Поэты и джентльмены. Роман-ранобэ — страница 37 из 47

– Выйдем, – прошептала остальным Радклиф, продевая одну руку под локоть Мэри, другую под локоть Ады и увлекая обеих за собой. – Нам не должно видеть то, что здесь случится дальше…

У самой двери Мэри все же обернулась. Джейн оперлась руками на стол – локоны повисли над картой. Булавки усеивали топографическую местность, как куклу проклятого в ритуале вуду. Но и карту Джейн не видела. На лице ее проступило мечтательное сладострастие творца.

Никто из них не обратил внимания, что Ева так и не принесла лимон.

***

– Смотри, куды прешь! – заорал извозчик.

Пушкин отпрянул. Машинально проводил взглядом конский круп, истукана на козлах, истукана-пассажира. Перебежал мостовую. Трость его стучала по торцам.

Садовая улица в этот час дня представляла собой обычное целеустремленное месиво из экипажей, телег, пешеходов, подогретое близостью торгового Гостиного двора с одной стороны и Апраксина – с другой. Ближе к Апраксину, или Апрашке, как его называли, толпа была беднее и грязнее (и далее плавно и быстро вы спускались уже на самое общественное дно Сенной площади). Зато ближе к Гостиному, а точнее, Невскому проспекту и Аничкову дворцу, который так нравился императору, то есть на поверхности, можно было заметить даже и сливки общества.

Таким образом, у улицы, растянутой справа налево, были еще верх и низ. Что, впрочем, нимало не озадачило бы тогдашнего казанского профессора Лобачевского, привычного и не к таким шуткам пространства.

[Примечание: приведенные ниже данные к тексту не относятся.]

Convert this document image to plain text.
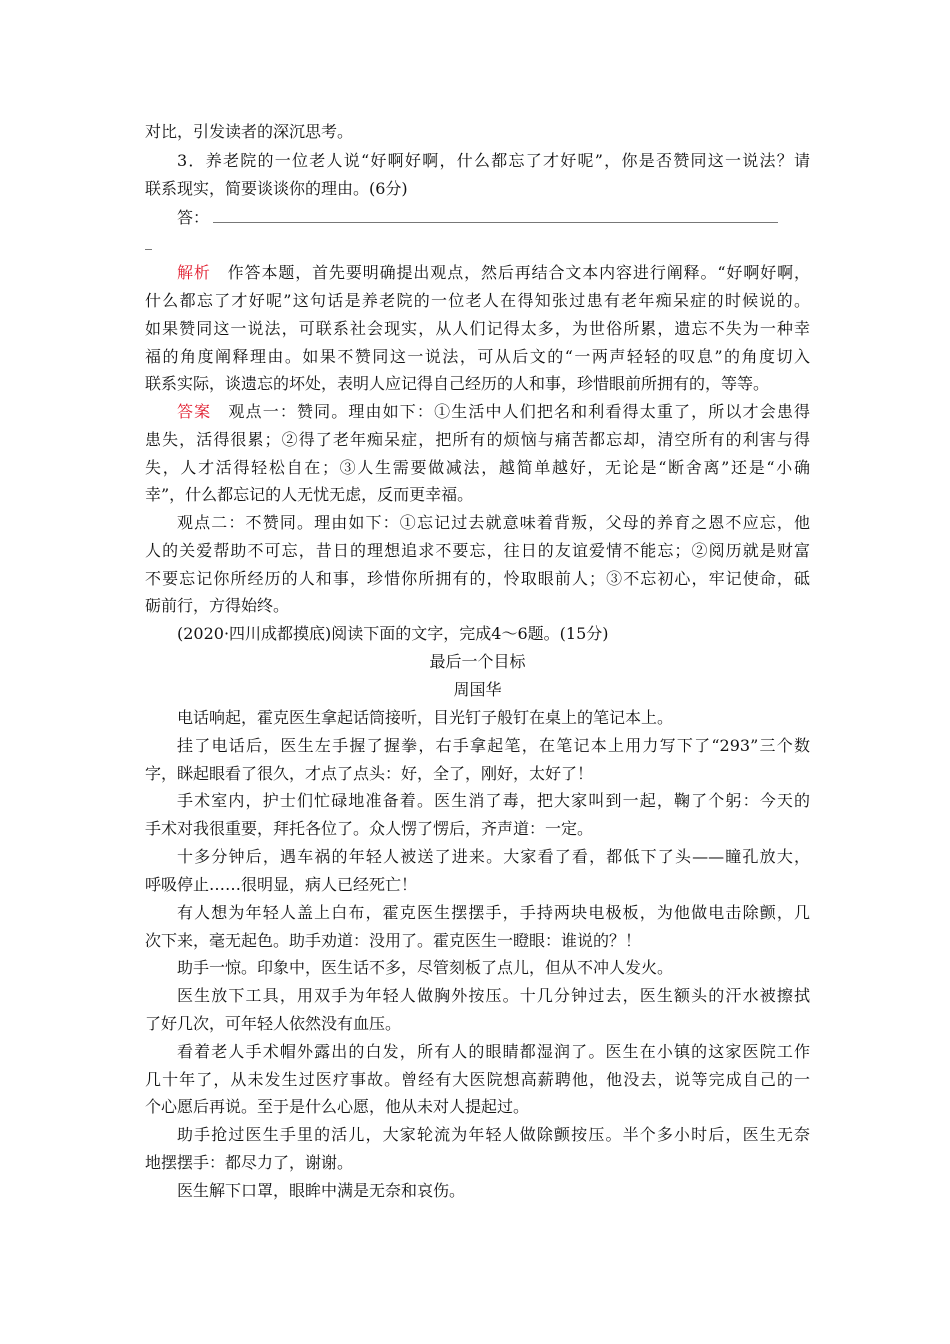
对比，引发读者的深沉思考。
3．养老院的一位老人说“好啊好啊，什么都忘了才好呢”，你是否赞同这一说法？请
联系现实，简要谈谈你的理由。(6分)
答：
解析　 作答本题，首先要明确提出观点，然后再结合文本内容进行阐释。“好啊好啊，
什么都忘了才好呢”这句话是养老院的一位老人在得知张过患有老年痴呆症的时候说的。
如果赞同这一说法，可联系社会现实，从人们记得太多，为世俗所累，遗忘不失为一种幸
福的角度阐释理由。如果不赞同这一说法，可从后文的“一两声轻轻的叹息”的角度切入
联系实际，谈遗忘的坏处，表明人应记得自己经历的人和事，珍惜眼前所拥有的，等等。
答案　 观点一：赞同。理由如下：①生活中人们把名和利看得太重了，所以才会患得
患失，活得很累；②得了老年痴呆症，把所有的烦恼与痛苦都忘却，清空所有的利害与得
失，人才活得轻松自在；③人生需要做减法，越简单越好，无论是“断舍离”还是“小确
幸”，什么都忘记的人无忧无虑，反而更幸福。
观点二：不赞同。理由如下：①忘记过去就意味着背叛，父母的养育之恩不应忘，他
人的关爱帮助不可忘，昔日的理想追求不要忘，往日的友谊爱情不能忘；②阅历就是财富
不要忘记你所经历的人和事，珍惜你所拥有的，怜取眼前人；③不忘初心，牢记使命，砥
砺前行，方得始终。
(2020·四川成都摸底)阅读下面的文字，完成4～6题。(15分)
最后一个目标
周国华
电话响起，霍克医生拿起话筒接听，目光钉子般钉在桌上的笔记本上。
挂了电话后，医生左手握了握拳，右手拿起笔，在笔记本上用力写下了“293”三个数
字，眯起眼看了很久，才点了点头：好，全了，刚好，太好了！
手术室内，护士们忙碌地准备着。医生消了毒，把大家叫到一起，鞠了个躬：今天的
手术对我很重要，拜托各位了。众人愣了愣后，齐声道：一定。
十多分钟后，遇车祸的年轻人被送了进来。大家看了看，都低下了头——瞳孔放大，
呼吸停止……很明显，病人已经死亡！
有人想为年轻人盖上白布，霍克医生摆摆手，手持两块电极板，为他做电击除颤，几
次下来，毫无起色。助手劝道：没用了。霍克医生一瞪眼：谁说的？！
助手一惊。印象中，医生话不多，尽管刻板了点儿，但从不冲人发火。
医生放下工具，用双手为年轻人做胸外按压。十几分钟过去，医生额头的汗水被擦拭
了好几次，可年轻人依然没有血压。
看着老人手术帽外露出的白发，所有人的眼睛都湿润了。医生在小镇的这家医院工作
几十年了，从未发生过医疗事故。曾经有大医院想高薪聘他，他没去，说等完成自己的一
个心愿后再说。至于是什么心愿，他从未对人提起过。
助手抢过医生手里的活儿，大家轮流为年轻人做除颤按压。半个多小时后，医生无奈
地摆摆手：都尽力了，谢谢。
医生解下口罩，眼眸中满是无奈和哀伤。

Колеса трещали. Извозчики покрикивали. Разносчики расхваливали товар. Лошади валили из-под хвоста навозные яблоки. И даже солнце как-то умудрялось добавлять уличного шума.

Любому обитателю европейской столицы бросилась бы в глаза особенность этой толпы: в ней почти не было дам. А те, что изредка мелькали – как правило, на полпути между входом в лавку и выходом из коляски, – были в сопровождении слуги.

Поэтому никто не обратил внимания на невысокого господина в цилиндре и с тростью. Да и с чего? Единственным в нем примечательным было сочетание смуглой кожи с ярко-синими глазами. Но для этого пришлось бы заглянуть ему в лицо, а петербуржцы традиционно избегали встречаться глазами. Хоть на дне общества, хоть на его вершине.

У решетки Воронцовского дворца господин в цилиндре замедлил шаг. Это была его последняя, четвертая остановка на привычном маршруте. «Я счастливый отец, – так же привычно подумал он. – Все мои четверо детей – выжили». Было чему радоваться. У Вяземского, например, все померли.

Сам дворец был почти не виден – отступил от улицы в глубину густого сада. Семейство Воронцовых давно его оставило. Здесь размещался Пажеский корпус. А в садах небезмятежно расцветали будущие императорские пажи, гвардейские офицеры и просто уж такие цветы зла, какие и не снились обывателям. Учебное заведение было закрытым. Известно, что самые вонючие орхидеи предпочитают сумрак и не терпят свежего воздуха. В высоком светском кругу считалось, что обычаи Пажеского корпуса закаляют характер, а потому среди воспитанников были отпрыски лучших российских фамилий.

Но синеглазый господин смотрел не на драку. Глаза его были прикованы к смуглому голубоглазому мальчику в стороне. Тот на ходу читал. Жадно вбирали каждую черту. Каждое движение умиляло. От каждого знакомого жеста сердце давало перебой. «Что же он читает?»

– Пушкин! – заорал в саду какой-то прыщавый юноша.

Господин в цилиндре вздрогнул. А смуглый юноша вскинул подбородок. Уронил книжку. Сжал кулаки.

Пушкин у решетки невольно сделал то же самое.

Шли на него двое. Шли вразвалочку, как будто им мешали собственные яйца. Смуглый юноша смотрел на них исподлобья – высчитывал дистанцию поражения.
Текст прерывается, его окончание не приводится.